Banking giant HSBC has decided to sell its card and retail services business in the United States to Capital One Financial Corporation for 32.7 billion U.S. dollars, the lender said Wednesday in a statement.
Post-tax gain on sale estimated to be 2.4 billion U.S. dollars based on June 30, 2011 figures, according to the statement.
At 8.75 percent premium to gross customer loan balances, HSBC will sell monoline U.S. credit card and private label credit card business comprising gross customer loan balances together with certain real estate and other assets and liabilities. Included in the sale are the MasterCard, Visa, private label and other credit card operations, it said.
The business to be sold does not include HSBC Bank USA's 1.1 billion U.S. dollars credit card program.
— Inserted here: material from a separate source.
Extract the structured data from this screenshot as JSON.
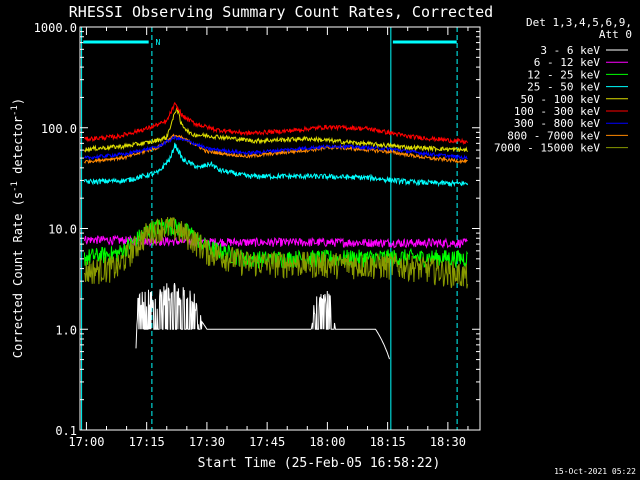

HSBC Bank USA will continue to offer credit cards to its customers, it said.
The transaction is subject to various conditions including, among others, the receipt of applicable governmental and regulatory approvals.
With the deal, HSBC will focus its U.S. business on the international needs of customers in commercial banking, global banking and markets, retail banking and wealth management and onshore global private banking, said HSBC Group Chief Executive Stuart Gulliver.
Although dilutive in the short term, this transaction will reduce HSBC risk-weighted assets by up to 40 billion U.S. dollars which, together with a post-tax gain of 2.4 billion U.S. dollars, will allow capital to be redeployed over time, he said.
HSBC serves customers worldwide from around 7,500 offices in over 80 countries and territories in Europe, the Asia-Pacific region, North and Latin America, the Middle East and Africa. With assets of 2,691 billion U.S. dollars at June 30 of 2011, HSBC is one of the world's largest banking and financial services organizations.
Trading in shares of HSBC was suspended in Hong Kong stock market in the afternoon on Wednesday. HSBC closed at 69 HK dollars (8.85 U.S. dollars) per share by midday, up 3.9 percent from the previous closing.